Общее число видов, заселяющих ИГ, в хвойном лесу было больше, чем в лиственном. Это может быть связано с тем, что в хвойном лесу ИГ занимают не только массовые виды дуплогнездников (мухоловка-пеструшка, обыкновенная горихвостка, большая синица), но и типичные обитатели хвойного леса (московка, поползень), что подтверждают и данные других авторов [36]. Большее число видов, заселяющих ИГ в импактной зоне по сравнению с фоновой, очевидно, обусловлено дефицитом естественных дупел в нарушенном лесу, где древостой разрежен и мало старых деревьев. Более высокая плотность гнездования больших синиц вблизи СУМЗа, вероятно, объясняется синантропностью этого вида: они зимуют в населенных пунктах и предпочитают гнездиться в окрестных лесах [37, 38]. Появление вертишейки в населении дуплогнездников в импактной зоне, вероятно, обусловлено хорошими кормовыми условиями для этого вида. Вертишейки кормятся преимущественно муравьями, обилие и разнообразие которых особенно велико на хорошо прогреваемых территориях c угнетенным древостоем вблизи СУМЗа [39].

Два вида доминировали в сообществе дуплогнездников в районе исследований: мухоловка-пеструшка – в фоновой зоне, а обыкновенная горихвостка – в импактной (до 2012 г.). При этом их плотность по-разному изменялась в разных зонах загрязнения. Мухоловка-пеструшка преобладала в фоновой зоне на протяжении всего периода исследований (см. рис. 2а).
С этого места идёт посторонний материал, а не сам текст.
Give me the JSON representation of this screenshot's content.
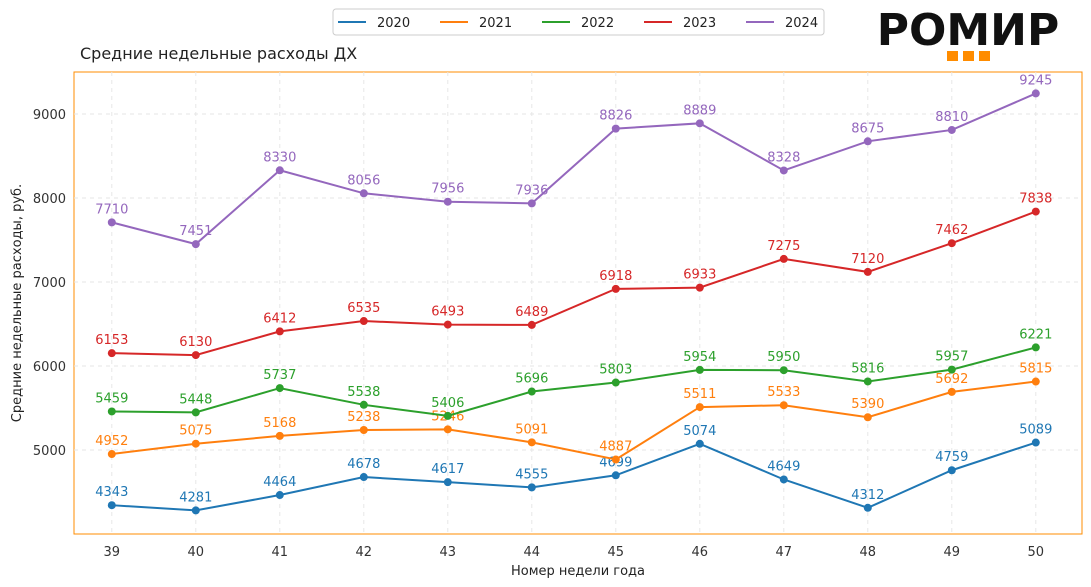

В импактной зоне плотность видов изменялась разнонаправленно, что привело к смене доминантов в период стабильно низких промышленных выбросов (см. рис. 3).

Различия динамики плотности мухоловки-пеструшки и обыкновенной горихвостки могут быть связаны с рядом причин. Одна из них – изменения численности видов в пределах их ареалов, расположенных в основном в Европе. Если это так, то динамика их плотности на загрязненной и фоновой территориях, а также на большей части ареалов должна совпадать. Численность популяции мухоловки-пеструшки в Европе умеренно уменьшалась в 1990–2003 гг. [40] и 1990–2016 гг. [41]. В фоновой зоне плотность мухоловки-пеструшки в лиственном лесу также убывала, а в хвойном оставалась на одном уровне, тогда как в импактной зоне она увеличивалась (см. рис. 3). Численность обыкновенной горихвостки в Европе возрастала в 1990–2016 гг. [41], однако ее плотность в импактной зоне неуклонно снижалась после 2002 г. Таким образом, динамика плотности мухоловки-пеструшки и горихвостки в импактной зоне не совпадала с изменениями их численности в пределах видовых ареалов.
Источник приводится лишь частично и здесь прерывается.